The SBC’s governing “Baptist and Faith Message” already prohibited women from serving as pastors, but a report presented at the convention indicated at least 44 Southern Baptist churches with women pastors in the last year, 20 which voluntarily withdrew and 10 which where recommended being removed from the denomination, as reported by the New York Times.

Some at the convention opposed the measure, such as Greer, SC pastor Doug Mize, who argued the church’s existing doctrine made the move unnecessary along with inviting concerns of national overreach, as reported by USA Today.

“This is over and beyond the reach that we need to have,” Mize said at the convention, as reported by USA Today.

Other criticism was more pointed. A Wednesday news release from Baptist Women in Ministry, a national organization with a South Carolina chapter that advocates in favor of women in ministry and church leadership, strongly commended the statement.

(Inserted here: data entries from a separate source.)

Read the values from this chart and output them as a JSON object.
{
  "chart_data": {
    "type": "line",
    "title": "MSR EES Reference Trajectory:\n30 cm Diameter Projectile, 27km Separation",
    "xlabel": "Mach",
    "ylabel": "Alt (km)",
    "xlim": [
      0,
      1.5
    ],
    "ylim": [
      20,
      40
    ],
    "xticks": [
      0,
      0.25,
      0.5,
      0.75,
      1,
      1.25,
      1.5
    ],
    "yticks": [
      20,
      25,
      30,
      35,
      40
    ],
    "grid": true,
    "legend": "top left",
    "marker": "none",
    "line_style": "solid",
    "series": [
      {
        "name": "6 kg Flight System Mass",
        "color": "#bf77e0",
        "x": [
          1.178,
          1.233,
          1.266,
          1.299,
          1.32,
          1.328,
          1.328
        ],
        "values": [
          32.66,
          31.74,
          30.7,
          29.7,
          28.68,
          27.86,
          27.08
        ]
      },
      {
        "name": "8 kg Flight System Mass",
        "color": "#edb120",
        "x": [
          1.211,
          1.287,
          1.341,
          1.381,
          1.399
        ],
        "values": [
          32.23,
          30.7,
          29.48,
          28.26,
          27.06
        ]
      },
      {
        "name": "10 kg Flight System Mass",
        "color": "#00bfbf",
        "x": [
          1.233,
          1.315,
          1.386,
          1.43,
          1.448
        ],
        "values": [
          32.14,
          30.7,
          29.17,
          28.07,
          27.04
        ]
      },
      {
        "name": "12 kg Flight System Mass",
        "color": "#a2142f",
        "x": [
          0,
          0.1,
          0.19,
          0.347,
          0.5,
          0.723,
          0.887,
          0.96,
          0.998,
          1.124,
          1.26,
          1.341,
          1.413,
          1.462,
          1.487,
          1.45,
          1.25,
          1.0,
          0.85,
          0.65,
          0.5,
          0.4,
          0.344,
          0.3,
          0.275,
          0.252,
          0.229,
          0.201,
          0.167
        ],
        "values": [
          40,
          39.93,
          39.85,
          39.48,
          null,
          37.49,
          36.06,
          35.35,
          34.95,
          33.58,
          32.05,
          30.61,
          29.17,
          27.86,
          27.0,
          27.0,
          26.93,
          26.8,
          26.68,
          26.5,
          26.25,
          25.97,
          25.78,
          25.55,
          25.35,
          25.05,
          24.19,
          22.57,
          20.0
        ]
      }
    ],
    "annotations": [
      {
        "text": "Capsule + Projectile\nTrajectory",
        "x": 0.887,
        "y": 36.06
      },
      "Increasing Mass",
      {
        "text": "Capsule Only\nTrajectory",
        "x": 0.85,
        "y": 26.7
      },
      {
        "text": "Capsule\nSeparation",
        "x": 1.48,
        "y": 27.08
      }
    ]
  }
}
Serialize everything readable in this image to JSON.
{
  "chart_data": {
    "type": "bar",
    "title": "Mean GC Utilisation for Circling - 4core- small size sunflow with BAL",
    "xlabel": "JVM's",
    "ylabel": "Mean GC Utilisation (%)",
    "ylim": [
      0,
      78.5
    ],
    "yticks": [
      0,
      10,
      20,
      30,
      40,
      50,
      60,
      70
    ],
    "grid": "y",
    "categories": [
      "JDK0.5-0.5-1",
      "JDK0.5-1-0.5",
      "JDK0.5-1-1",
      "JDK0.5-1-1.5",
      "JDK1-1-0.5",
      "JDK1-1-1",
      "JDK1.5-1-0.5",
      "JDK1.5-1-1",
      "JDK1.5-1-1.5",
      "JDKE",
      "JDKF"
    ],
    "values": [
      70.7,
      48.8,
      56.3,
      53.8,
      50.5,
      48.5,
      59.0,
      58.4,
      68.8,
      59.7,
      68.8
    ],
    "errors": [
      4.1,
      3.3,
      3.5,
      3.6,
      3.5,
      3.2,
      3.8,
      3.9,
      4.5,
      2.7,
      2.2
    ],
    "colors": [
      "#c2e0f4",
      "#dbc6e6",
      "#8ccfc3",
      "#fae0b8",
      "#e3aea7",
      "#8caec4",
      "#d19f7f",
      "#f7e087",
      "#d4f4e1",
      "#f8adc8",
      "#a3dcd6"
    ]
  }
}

“Women in ministry deserve affirmation, respect, and the opportunity to follow God’s call. We are heartbroken that they have been denied those fundamental freedoms in the process of this vote,” the statement reads. “Even though patriarchal theology and its enforcement are not new to the SBC, we will not ignore acts of injustice. Every woman and girl is worthy of someone speaking up on her behalf.”

Representatives from BWIM and local SBC churches, including Columbia First Baptist Church and Shandon Baptist Church were not available for comment at the time of publication.

While the denomination has to the ability to dissociate with churches it deems uncooperative, it has no direct authority over member churches and the measure will be voted on a second time next year in accordance with SBC rules, as reported by USA Today.

Backlash to the amendment and a potential loss of member churches threatens to exacerbate an ongoing decline in national membership, which the organization reported as having dropped more than 3% from 2024-25 to 12,331,954.